I should mention that this is really great the next day, cold and straight from the fridge, eaten with a bar spoon because everything else is in the dishwasher… That is my life, ladies and gents, and I don’t mind one bit.
So… Happy Thanksgiving, you lovely little thangs, you! I appreciate you so so much. In blog life, in real life, all the time.
- 2 can coconut milk (low-fat, full fat, or one of each)
- 2-3 tablespoons lemongrass, finely chopped
- 1/4 cup red onion, chopped
- 1 thumb-sized piece of galangal or ginger, grated
- 4-5 cloves garlic
- 2-3 fresh red Thai chilis, sliced
- 2 tablespoons tomato paste
- 2 tablespoons fish sauce
- 3 tablespoons chili powder
- 1/2 teaspoon ground cumin
- 1/2 teaspoon ground coriander
- 1 tablespoon palm sugar or brown sugar
- 1 teaspoon shrimp paste
- 2 tablespoons fresh lime juice
- 2 medium sweet potatoes or yams, cut into 1/2-inch chunks
- 1 bunch dinosaur kale, de-stemmed and chopped
- 3-4 keffir lime leaves (if you can find them)
- 1/2 a cinnamon stick
- 1 cup cooked chickpeas
- A handful of fresh Thai basil and cilantro
- Jasmine rice, for serving
- Blend all of the curry sauce ingredients in a blender.

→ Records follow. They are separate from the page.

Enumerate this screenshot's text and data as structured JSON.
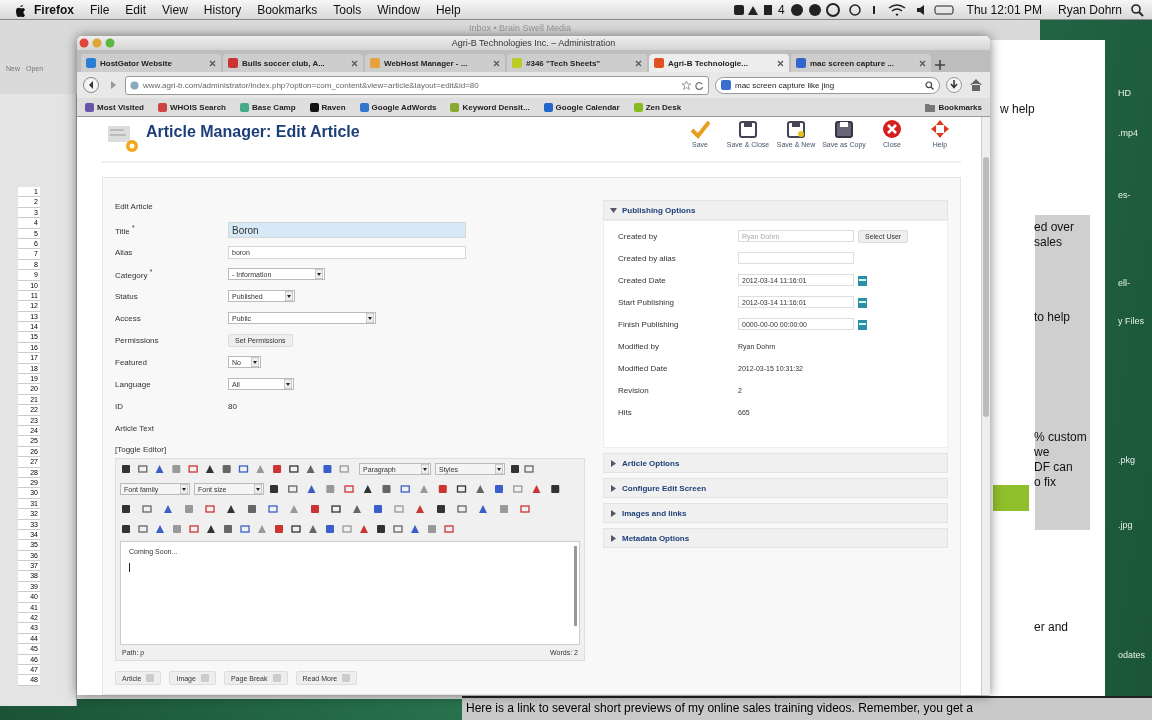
{
  "menu_bar": {
    "app": "Firefox",
    "items": [
      "File",
      "Edit",
      "View",
      "History",
      "Bookmarks",
      "Tools",
      "Window",
      "Help"
    ],
    "status_badge": "4",
    "clock": "Thu 12:01 PM",
    "user": "Ryan Dohrn"
  },
  "background": {
    "mail_title": "Inbox • Brain Swell Media",
    "mail_toolbar": [
      "New",
      "Open"
    ],
    "spreadsheet_rows": [
      "1",
      "2",
      "3",
      "4",
      "5",
      "6",
      "7",
      "8",
      "9",
      "10",
      "11",
      "12",
      "13",
      "14",
      "15",
      "16",
      "17",
      "18",
      "19",
      "20",
      "21",
      "22",
      "23",
      "24",
      "25",
      "26",
      "27",
      "28",
      "29",
      "30",
      "31",
      "32",
      "33",
      "34",
      "35",
      "36",
      "37",
      "38",
      "39",
      "40",
      "41",
      "42",
      "43",
      "44",
      "45",
      "46",
      "47",
      "48"
    ],
    "document_fragments": [
      "w help",
      "ed over",
      "sales",
      "to help",
      "% custom",
      "we",
      "DF can",
      "o fix",
      "er and"
    ],
    "desktop_labels": [
      "HD",
      ".mp4",
      "es-",
      "ell-",
      "y Files",
      ".pkg",
      ".jpg",
      "odates"
    ],
    "caption": "Here is a link to several short previews of my online sales training videos.  Remember, you get a"
  },
  "browser": {
    "title": "Agri-B Technologies Inc. – Administration",
    "tabs": [
      {
        "label": "HostGator Website",
        "selected": false
      },
      {
        "label": "Bulls soccer club, A...",
        "selected": false
      },
      {
        "label": "WebHost Manager - ...",
        "selected": false
      },
      {
        "label": "#346 \"Tech Sheets\"",
        "selected": false
      },
      {
        "label": "Agri-B Technologie...",
        "selected": true
      },
      {
        "label": "mac screen capture ...",
        "selected": false
      }
    ],
    "url": "www.agri-b.com/administrator/index.php?option=com_content&view=article&layout=edit&id=80",
    "search": "mac screen capture like jing",
    "bookmarks": [
      "Most Visited",
      "WHOIS Search",
      "Base Camp",
      "Raven",
      "Google AdWords",
      "Keyword Densit...",
      "Google Calendar",
      "Zen Desk"
    ],
    "bookmarks_menu": "Bookmarks"
  },
  "page": {
    "title": "Article Manager: Edit Article",
    "toolbar": [
      {
        "label": "Save",
        "kind": "save"
      },
      {
        "label": "Save & Close",
        "kind": "disk"
      },
      {
        "label": "Save & New",
        "kind": "disk-new"
      },
      {
        "label": "Save as Copy",
        "kind": "disk-copy"
      },
      {
        "label": "Close",
        "kind": "close"
      },
      {
        "label": "Help",
        "kind": "help"
      }
    ],
    "form": {
      "legend": "Edit Article",
      "fields": [
        {
          "label": "Title $^{*}$",
          "kind": "text",
          "value": "Boron",
          "focused": true
        },
        {
          "label": "Alias",
          "kind": "text",
          "value": "boron",
          "focused": false
        },
        {
          "label": "Category $^{*}$",
          "kind": "select",
          "value": "- Information"
        },
        {
          "label": "Status",
          "kind": "select",
          "value": "Published"
        },
        {
          "label": "Access",
          "kind": "select",
          "value": "Public"
        },
        {
          "label": "Permissions",
          "kind": "button",
          "value": "Set Permissions"
        },
        {
          "label": "Featured",
          "kind": "select",
          "value": "No"
        },
        {
          "label": "Language",
          "kind": "select",
          "value": "All"
        },
        {
          "label": "ID",
          "kind": "static",
          "value": "80"
        },
        {
          "label": "Article Text",
          "kind": "label"
        }
      ]
    },
    "editor": {
      "toggle": "[Toggle Editor]",
      "selects": [
        "Paragraph",
        "Styles",
        "Font family",
        "Font size"
      ],
      "content": "Coming Soon...",
      "path": "Path: p",
      "words": "Words: 2",
      "buttons": [
        "Article",
        "Image",
        "Page Break",
        "Read More"
      ]
    },
    "publishing": {
      "title": "Publishing Options",
      "expanded": true,
      "fields": [
        {
          "label": "Created by",
          "kind": "user",
          "value": "Ryan Dohrn",
          "button": "Select User"
        },
        {
          "label": "Created by alias",
          "kind": "text"
        },
        {
          "label": "Created Date",
          "kind": "date",
          "value": "2012-03-14 11:16:01"
        },
        {
          "label": "Start Publishing",
          "kind": "date",
          "value": "2012-03-14 11:16:01"
        },
        {
          "label": "Finish Publishing",
          "kind": "date",
          "value": "0000-00-00 00:00:00"
        },
        {
          "label": "Modified by",
          "kind": "static",
          "value": "Ryan Dohrn"
        },
        {
          "label": "Modified Date",
          "kind": "static",
          "value": "2012-03-15 10:31:32"
        },
        {
          "label": "Revision",
          "kind": "static",
          "value": "2"
        },
        {
          "label": "Hits",
          "kind": "static",
          "value": "665"
        }
      ]
    },
    "panels": [
      {
        "title": "Article Options",
        "expanded": false
      },
      {
        "title": "Configure Edit Screen",
        "expanded": false
      },
      {
        "title": "Images and links",
        "expanded": false
      },
      {
        "title": "Metadata Options",
        "expanded": false
      }
    ]
  }
}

- In a large pot over medium-high heat, combine the sauce and the sweet potatoes, kale, lime leaves, and cinnamon stick.
- Bring to a boil, then lower heat and simmer for 12-15 minutes, until sweet potatoes and kale are tender. Taste your sauce and add more sugar, lime juice, or fish sauce to taste. Stir in the chickpeas. Serve over jasmine rice and top with fresh basil and/or cilantro.